Perth's property market is generating a specific and growing headache: duplicate images appearing across multiple real estate listings, sometimes on the same street, occasionally for entirely different properties. The practice — where photographs taken for one home are recycled, without disclosure, into listings for another — has been escalating alongside the city's broader housing demand surge, and the decisions made by agents, platforms and regulators in the coming months will shape how buyers and renters navigate an already compressed market.
The stakes are higher here than in most Australian capitals right now. Perth's median house price has climbed sharply over the past two years, driven by population growth tied to AUKUS defence contracting, resources sector hiring and net interstate and overseas migration. In that environment, a buyer making an offer based partly on misleading listing photography is not a minor inconvenience — it is potentially a six-figure financial decision made on false premises.
Why This Is Landing Now
The problem is not new, but three factors have converged to make it urgent in mid-2026. First, the volume of new listings across suburbs including Alkimos, Ellenbrook and the Metronet corridor from Morley to Ellenbrook has risen sharply as the State Government's land release programs feed new stock into the northern and eastern corridors. More listings, produced faster, creates pressure on photography workflows.
Second, artificial intelligence image-generation tools have become cheap and widely available, meaning a listing can now be supplemented or partially replaced by synthetic imagery that looks plausible but depicts nothing real. Consumer Protection WA, which sits within the Department of Energy, Mines, Industry Regulation and Safety, has the authority to investigate misleading representations under the Australian Consumer Law as it applies in Western Australia. The agency has not yet publicly announced a dedicated audit of listing imagery, but the legislative framework for action already exists.
Third, the Real Estate Institute of Western Australia has been updating its professional conduct guidelines, and the question of image authenticity is understood to be part of broader conversations about digital disclosure obligations — conversations that have sharpened as AI tools have proliferated.
Realestate.com.au and Domain, which together handle the majority of Perth listings, each maintain terms of service that prohibit misleading representations, but enforcement relies largely on complaint-driven reporting rather than systematic scanning.
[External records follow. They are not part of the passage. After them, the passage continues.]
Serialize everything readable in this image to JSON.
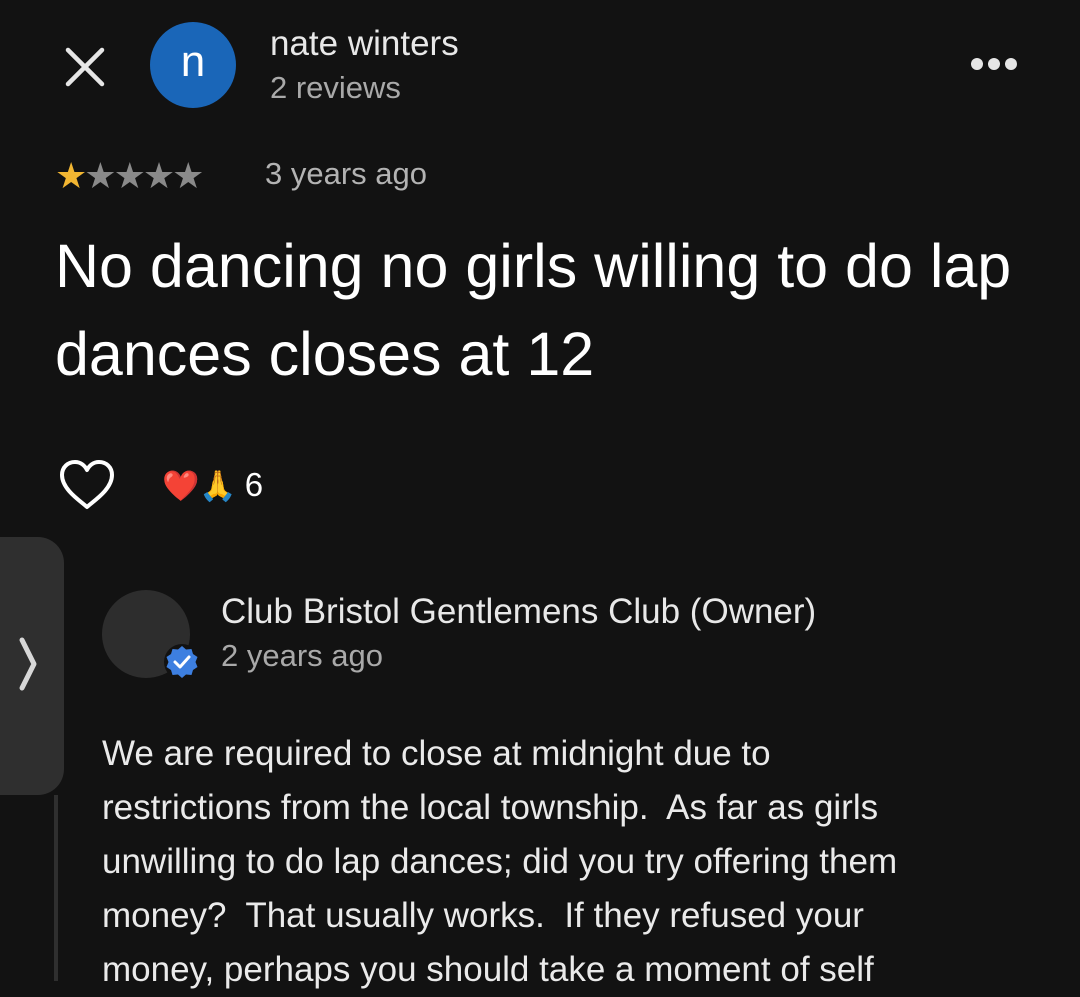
{
  "header": {
    "close_icon": "close-icon",
    "avatar_letter": "n",
    "avatar_color": "#1a66b8",
    "reviewer_name": "nate winters",
    "review_count": "2 reviews",
    "more_icon": "more-horizontal-icon"
  },
  "review": {
    "rating": 1,
    "rating_max": 5,
    "star_color": "#f2b632",
    "time": "3 years ago",
    "text": "No dancing no girls willing to do lap dances closes at 12"
  },
  "reactions": {
    "like_icon": "heart-outline-icon",
    "emojis": "❤️🙏",
    "count": "6"
  },
  "owner_reply": {
    "name": "Club Bristol Gentlemens Club (Owner)",
    "time": "2 years ago",
    "verified_icon": "verified-badge-icon",
    "text": "We are required to close at midnight due to\nrestrictions from the local township.  As far as girls\nunwilling to do lap dances; did you try offering them\nmoney?  That usually works.  If they refused your\nmoney, perhaps you should take a moment of self"
  },
  "side_tab": {
    "icon": "chevron-right-icon"
  }
}
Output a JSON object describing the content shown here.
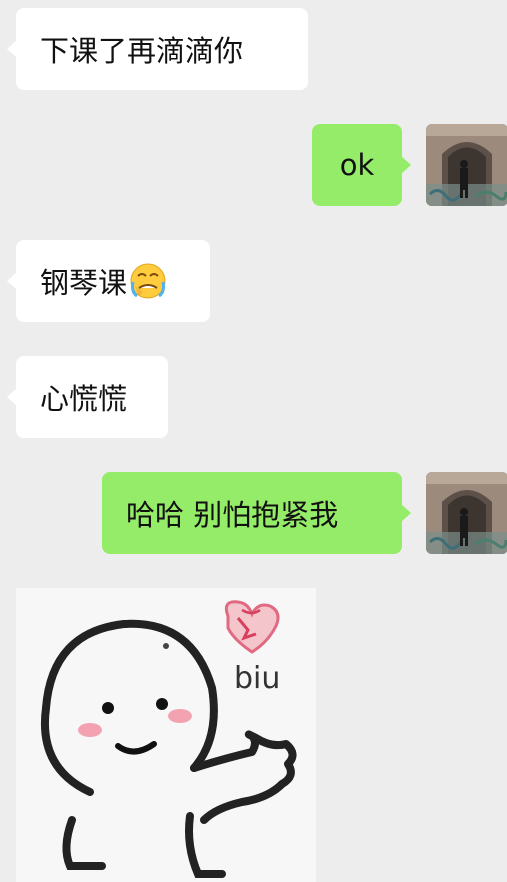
{
  "messages": [
    {
      "side": "in",
      "text": "下课了再滴滴你"
    },
    {
      "side": "out",
      "text": "ok"
    },
    {
      "side": "in",
      "text": "钢琴课",
      "emoji": "crying-face-covering-eyes"
    },
    {
      "side": "in",
      "text": "心慌慌"
    },
    {
      "side": "out",
      "text": "哈哈 别怕抱紧我"
    }
  ],
  "sticker": {
    "caption": "biu",
    "icon": "heart-sticker"
  },
  "colors": {
    "background": "#ededed",
    "incoming_bubble": "#ffffff",
    "outgoing_bubble": "#95ec69"
  }
}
That gap is where duplicate and synthetic images persist longest.
The Decisions That Will Define the Response
For buyers, the immediate practical step is straightforward: cross-reference listing images against Google Street View and, for new builds in estates such as those along Tonkin Highway's southern growth corridor, request a dated photograph taken at the time of listing. Settlement agents in the CBD and inner suburbs including Subiaco and Victoria Park have begun advising clients to include image-accuracy warranties as a standard contract clause — an approach that adds negotiating complexity but provides a paper trail.
For regulators, the key fork in the road is whether Consumer Protection WA moves to a proactive audit model or continues to rely on complaints. The distinction matters enormously. Complaint-based systems consistently undercount harm because buyers who were misled often don't realise it until well after settlement, when the practical cost of pursuing a remedy outweighs any likely outcome.
The Real Estate Institute of Western Australia's next quarterly professional development calendar, which typically releases in August, will signal whether the industry body intends to address AI-generated and duplicate imagery as a formal competency issue or treat it as peripheral. That decision will determine whether agents in growth suburbs like Baldivis and Yanchep receive any structured guidance before the spring selling season begins in September.
Perth's housing market will not slow down while these decisions are being made. The Indian Ocean Strategy continues to pull defence industry workers toward the northern suburbs near HMAS Stirling at Garden Island, and the Metronet expansion is adding accessibility — and listing pressure — to corridors that were quiet eighteen months ago. The mechanisms for verifying what a listing actually shows need to catch up with the pace of the market, and the window for getting that architecture right is closing.